Yeah, that's amazing. That's a really good deal, and so your website will be in the link to the in the show notes on this, and so everybody can get that Is there. Before we wrap it up, we're about to um thinking about our audience, right? Moms with young kids. Is there any last words of advice that you would give them?

Speaker 2:

Well, I know they've heard this before, but cherish the time that you have, but just realize that the holy, holy call upon you in teaching your children about God and about Jesus and celebrate them in all the ways in which they live and learn about Christ. When our son was growing up you know from the time he was little reading Bible stories to him, involved in Sunday school and youth groups and so forth we were there all the time supporting him.

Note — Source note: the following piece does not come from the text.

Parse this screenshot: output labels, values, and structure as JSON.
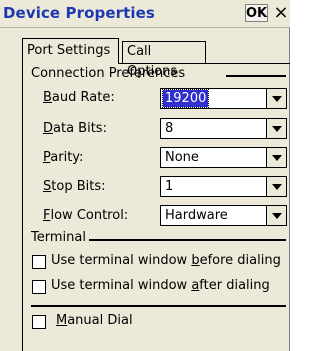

He was musically inclined and the church allowed him to be part of the praise and worship team. It cost us thousands of dollars in musical equipment, but today I'm proud to say that my son is a man of faith. Sometimes he amazes me in how firm he is in what he knows that God can do, and I'm so grateful to God for that and for the wife that he has chosen, who also is a strong believer as well. So you know you plant the seeds now that's what you're doing and let God water them and you will have that greatest garden of blessing before you.

Speaker 1:

Thank you so much. I love that so much. All right, thank you for joining us, constance. Thank you for having me, absolutely.